I originally started with GameMaker and Corona (Lua) but after looking at the future in my crystal ball, which is oh so reliable (it did not predict Trump but then nothing else did either), I have moved the class into a couple of industrial strength game engines.  I have part of the class in Unity and part in Amazon Lumberyard.  In both cases I just looked for really cheap or free textbooks.  In both cases I hit the jackpot.

For Unity we are working through Patrick Felica’s “Unity From Zero to Proficiency”.  This is actually a series of books that starts at the absolute “do not know didly” stage and advances to a fairly proficient level.  Patrick actually solicits advice and suggestions on improving his books so I give feedback from my students to him.  Considering the price, the resources and the readability it is a great way to go.  Are there errors in it?  Yup but so far they are things that can be figured out.

Amazon Lumberyard is a real experiment.  Amazon bought CryEngine and is revamping it.  The new Lumberyard version is new, as in maybe two years?  After reading the reviews comparing it to Unity I was not going to bother but the author of the textbook I use for Corona suggested I give it a try.  He would send me an early release of his new Lumberyard textbook to beta test with some kids.  New software?  New book?  Human experimentation?  What could go wrong!  Let’s go for it!  So I have three of my sharpest kids working through the book and taking editorial notes as they go.  The book is Dr. Brian Burton’s “Game Design Fundamentals with Amazon Lumberyard: Space Explorer”.  The book is a complete game building course starting with building the objects with Blender, shading with GIMP and then game building with Lumberyard.  The book is very incomplete at the moment.  Chapter 3 is about 8 lines, pictures are missing captions and so on.  Very early release.  I love it.  Instead of the kids just reading the tutorial and following along they actually have to figure out what Dr. Burton’s intent is and fill in the blanks.  I get editorial suggestions from them at the end of the period and forward them on to Dr. Burton.

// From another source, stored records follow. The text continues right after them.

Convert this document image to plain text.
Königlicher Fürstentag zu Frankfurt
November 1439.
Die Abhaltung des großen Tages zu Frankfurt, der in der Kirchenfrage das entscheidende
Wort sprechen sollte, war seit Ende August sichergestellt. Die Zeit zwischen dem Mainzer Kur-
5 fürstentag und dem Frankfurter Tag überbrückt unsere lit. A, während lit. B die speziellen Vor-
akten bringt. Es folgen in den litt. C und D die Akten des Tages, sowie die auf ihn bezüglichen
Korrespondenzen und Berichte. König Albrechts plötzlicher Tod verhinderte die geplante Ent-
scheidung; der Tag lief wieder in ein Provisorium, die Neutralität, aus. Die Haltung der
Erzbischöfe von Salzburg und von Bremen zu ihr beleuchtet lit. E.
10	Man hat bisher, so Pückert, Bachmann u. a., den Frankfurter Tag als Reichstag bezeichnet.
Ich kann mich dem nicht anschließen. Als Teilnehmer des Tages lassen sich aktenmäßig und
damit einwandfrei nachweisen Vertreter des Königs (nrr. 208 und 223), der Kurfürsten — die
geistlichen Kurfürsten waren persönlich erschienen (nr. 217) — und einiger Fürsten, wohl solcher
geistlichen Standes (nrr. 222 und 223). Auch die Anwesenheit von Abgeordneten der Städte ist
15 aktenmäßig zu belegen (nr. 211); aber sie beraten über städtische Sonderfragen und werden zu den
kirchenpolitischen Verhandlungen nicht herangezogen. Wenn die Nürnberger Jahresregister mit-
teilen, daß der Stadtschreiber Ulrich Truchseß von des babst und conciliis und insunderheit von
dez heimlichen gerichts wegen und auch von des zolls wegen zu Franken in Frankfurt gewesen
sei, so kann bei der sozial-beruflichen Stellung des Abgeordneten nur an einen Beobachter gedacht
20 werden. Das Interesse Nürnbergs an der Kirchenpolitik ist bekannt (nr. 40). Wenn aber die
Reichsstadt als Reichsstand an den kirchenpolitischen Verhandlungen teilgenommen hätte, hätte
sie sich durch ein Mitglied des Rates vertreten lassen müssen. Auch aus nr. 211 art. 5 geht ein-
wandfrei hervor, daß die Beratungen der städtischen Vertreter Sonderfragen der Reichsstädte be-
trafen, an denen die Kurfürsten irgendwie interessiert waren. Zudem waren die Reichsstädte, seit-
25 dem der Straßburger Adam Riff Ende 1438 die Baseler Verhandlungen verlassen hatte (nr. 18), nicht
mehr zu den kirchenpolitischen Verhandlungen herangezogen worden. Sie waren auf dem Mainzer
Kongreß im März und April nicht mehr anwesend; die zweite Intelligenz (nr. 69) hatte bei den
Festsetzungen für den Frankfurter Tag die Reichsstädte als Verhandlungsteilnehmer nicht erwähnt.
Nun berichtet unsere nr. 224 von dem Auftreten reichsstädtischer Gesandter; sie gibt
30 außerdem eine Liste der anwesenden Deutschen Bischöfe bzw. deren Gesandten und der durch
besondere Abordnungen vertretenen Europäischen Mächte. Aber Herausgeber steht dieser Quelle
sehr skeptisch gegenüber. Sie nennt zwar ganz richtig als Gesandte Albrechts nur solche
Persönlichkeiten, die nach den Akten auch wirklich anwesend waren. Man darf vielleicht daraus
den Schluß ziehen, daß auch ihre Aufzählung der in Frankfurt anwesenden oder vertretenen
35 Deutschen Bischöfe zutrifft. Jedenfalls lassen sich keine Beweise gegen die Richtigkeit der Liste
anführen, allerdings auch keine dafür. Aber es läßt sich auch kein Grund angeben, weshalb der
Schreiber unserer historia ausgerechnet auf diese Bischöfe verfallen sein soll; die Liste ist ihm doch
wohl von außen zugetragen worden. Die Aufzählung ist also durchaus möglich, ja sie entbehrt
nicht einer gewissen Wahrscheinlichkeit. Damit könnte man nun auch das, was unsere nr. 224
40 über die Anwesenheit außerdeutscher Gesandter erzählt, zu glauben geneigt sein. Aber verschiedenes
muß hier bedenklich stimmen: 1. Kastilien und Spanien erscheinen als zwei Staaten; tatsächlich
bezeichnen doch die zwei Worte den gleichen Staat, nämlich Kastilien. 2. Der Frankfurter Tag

At the moment the “programming” part of the course has not hit the traditional concept of coding.  We are building things now.  ZtoP uses Javascript for its language and Lumberyard uses Lua.  I know nothing of Javascript and I know Lua in a different environment.  No problem.  After taking a quick look at the programming chapters in ZtoP we should do just fine.  Dr. Burton has not written the chapters on programming for his book yet.  This might be a slight problem but there is always hope the chapters will arrive before the kids get to that point.  After all this is human experimentation so there is a bit of risk involved.